Carbon Dioxide Cold Traps on the Moon

Super Moon 9th March 06.00am 2020 Image Kenny Armet

The discovery of carbon dioxide cold traps on the moon may have a major influence in shaping future lunar missions and could impact the feasibility of a sustained robot or human presence on it.

Such cold temperatures are reached in the shadowed areas of the moon that scientists suggest that carbon dioxide molecules could freeze and remain in solid form.

If this is indeed the case then  it could potentially be used in a variety of ways. Future space explorers could use the resource in the production of steel as well as rocket fuel and biomaterials, which would both be essential for sustained robot or human presence on the moon.

A view of the lunar south pole, where newly confirmed carbon dioxide cold traps are located, according to new research in Geophysical Research Letters.

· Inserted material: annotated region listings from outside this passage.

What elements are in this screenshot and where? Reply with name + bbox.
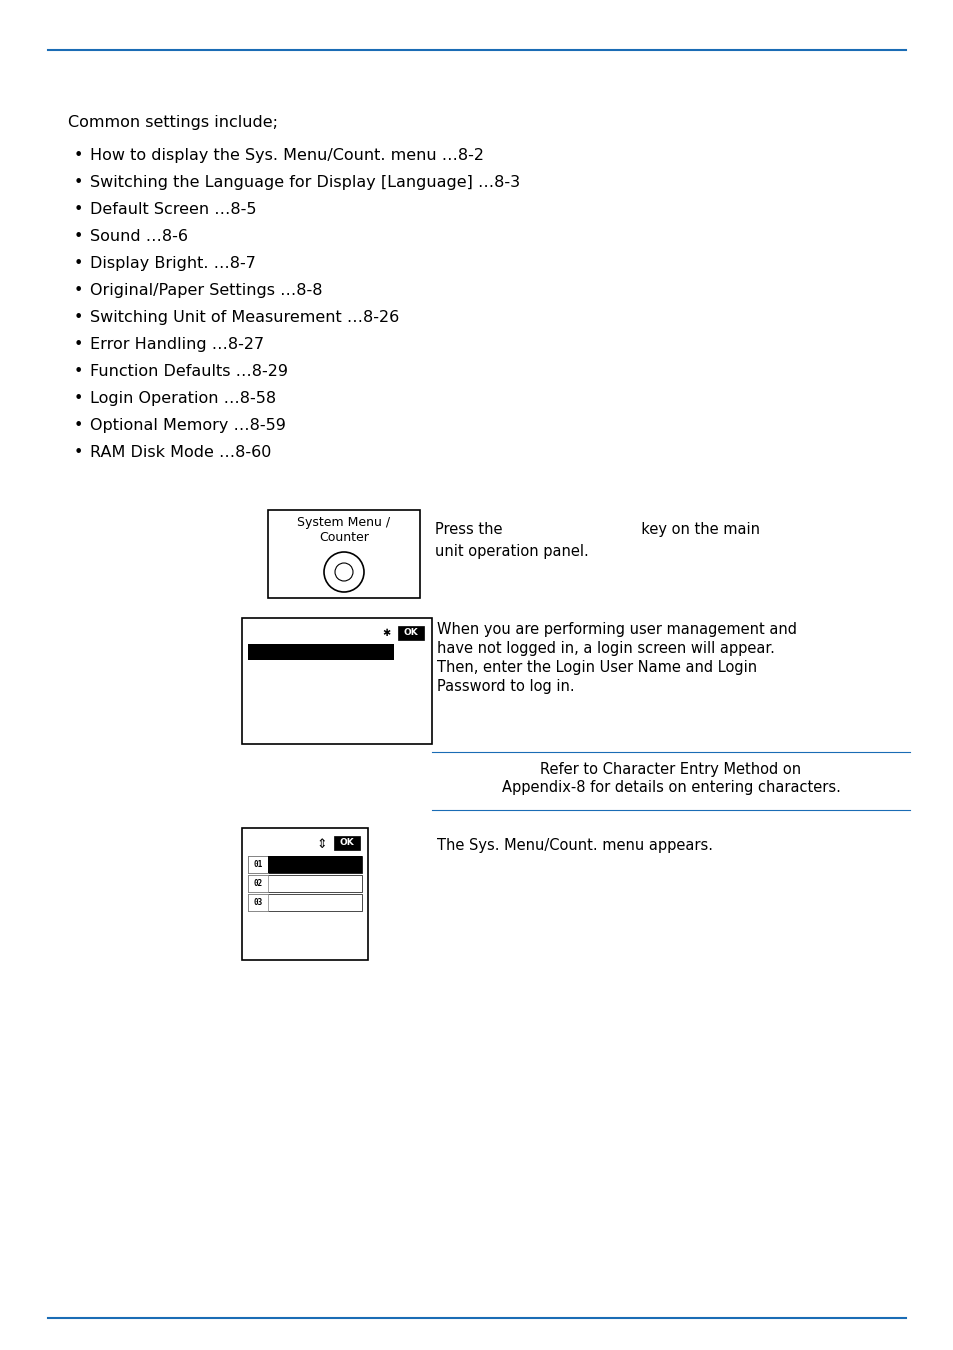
Text: Display Bright. …8-7: Display Bright. …8-7 bbox=[90, 256, 255, 271]
Text: •: • bbox=[74, 364, 83, 379]
Bar bbox=[248, 875, 268, 892]
Text: Then, enter the Login User Name and Login: Then, enter the Login User Name and Logi… bbox=[436, 660, 757, 675]
Text: When you are performing user management and: When you are performing user management … bbox=[436, 622, 796, 637]
Text: •: • bbox=[74, 284, 83, 298]
Text: RAM Disk Mode …8-60: RAM Disk Mode …8-60 bbox=[90, 446, 271, 460]
Text: Press the                              key on the main: Press the key on the main bbox=[435, 522, 760, 537]
Bar bbox=[268, 856, 361, 873]
Text: The Sys. Menu/Count. menu appears.: The Sys. Menu/Count. menu appears. bbox=[436, 838, 712, 853]
Text: Refer to Character Entry Method on: Refer to Character Entry Method on bbox=[539, 761, 801, 778]
Text: •: • bbox=[74, 230, 83, 244]
Text: Error Handling …8-27: Error Handling …8-27 bbox=[90, 338, 264, 352]
Bar bbox=[248, 856, 361, 873]
Text: System Menu /: System Menu / bbox=[297, 516, 390, 529]
Text: •: • bbox=[74, 148, 83, 163]
Text: •: • bbox=[74, 202, 83, 217]
Bar bbox=[248, 894, 268, 911]
Text: 02: 02 bbox=[253, 879, 262, 888]
Circle shape bbox=[324, 552, 364, 593]
Text: Default Screen …8-5: Default Screen …8-5 bbox=[90, 202, 256, 217]
Bar bbox=[248, 875, 361, 892]
Text: Original/Paper Settings …8-8: Original/Paper Settings …8-8 bbox=[90, 284, 322, 298]
Text: unit operation panel.: unit operation panel. bbox=[435, 544, 588, 559]
Text: •: • bbox=[74, 176, 83, 190]
Text: OK: OK bbox=[403, 628, 418, 637]
Text: 03: 03 bbox=[253, 898, 262, 907]
Bar bbox=[242, 828, 368, 960]
Text: Appendix-8 for details on entering characters.: Appendix-8 for details on entering chara… bbox=[501, 780, 840, 795]
Text: ⇕: ⇕ bbox=[316, 838, 327, 850]
Text: Sound …8-6: Sound …8-6 bbox=[90, 230, 188, 244]
Text: Switching Unit of Measurement …8-26: Switching Unit of Measurement …8-26 bbox=[90, 310, 399, 325]
Bar bbox=[242, 618, 432, 744]
Bar bbox=[397, 626, 423, 640]
Text: •: • bbox=[74, 418, 83, 433]
Text: Password to log in.: Password to log in. bbox=[436, 679, 574, 694]
Text: OK: OK bbox=[339, 838, 354, 846]
Text: Login Operation …8-58: Login Operation …8-58 bbox=[90, 392, 275, 406]
Bar bbox=[248, 644, 394, 660]
Text: •: • bbox=[74, 338, 83, 352]
Text: ✱: ✱ bbox=[381, 628, 390, 639]
Bar bbox=[248, 894, 361, 911]
Text: Counter: Counter bbox=[318, 531, 369, 544]
Text: •: • bbox=[74, 310, 83, 325]
Text: How to display the Sys. Menu/Count. menu …8-2: How to display the Sys. Menu/Count. menu… bbox=[90, 148, 483, 163]
Circle shape bbox=[335, 563, 353, 580]
Text: have not logged in, a login screen will appear.: have not logged in, a login screen will … bbox=[436, 641, 774, 656]
Text: Switching the Language for Display [Language] …8-3: Switching the Language for Display [Lang… bbox=[90, 176, 519, 190]
Text: Optional Memory …8-59: Optional Memory …8-59 bbox=[90, 418, 286, 433]
Text: Common settings include;: Common settings include; bbox=[68, 115, 277, 130]
Bar bbox=[334, 836, 359, 850]
Text: Function Defaults …8-29: Function Defaults …8-29 bbox=[90, 364, 288, 379]
Text: •: • bbox=[74, 446, 83, 460]
Text: 01: 01 bbox=[253, 860, 262, 869]
Bar bbox=[268, 510, 419, 598]
Text: •: • bbox=[74, 392, 83, 406]
Bar bbox=[248, 856, 268, 873]
Text: •: • bbox=[74, 256, 83, 271]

Future missions on the Moon may target this region to find out more about the resources that may exist there. Credit: NASA/GSFC/Arizona State University

The new research, was published in the AGU journal Geophysical Research Letters.

Norbert Schörghofer, a planetary scientist at the Planetary Science Institute, explained that the existence of carbon dioxide cold traps does not guarantee the existence of solid carbon dioxide on the moon.

A map of carbon dioxide cold traps on the Moon, with likely cold traps marked in purple hues. In these regions, temperatures dip below even the coldest temperatures measured on Pluto. Credit: AGU/Geophysical Research Letters

He said:

“I think when I started this, the question was, ‘Can we confidently say there are carbon dioxide cold traps on the moon or not?

“My surprise was that they’re actually, definitely there. It could have been that we can’t establish their existence, [they might have been] one pixel on a map… so I think the surprise was that we really found contiguous regions which are cold enough, beyond doubt.”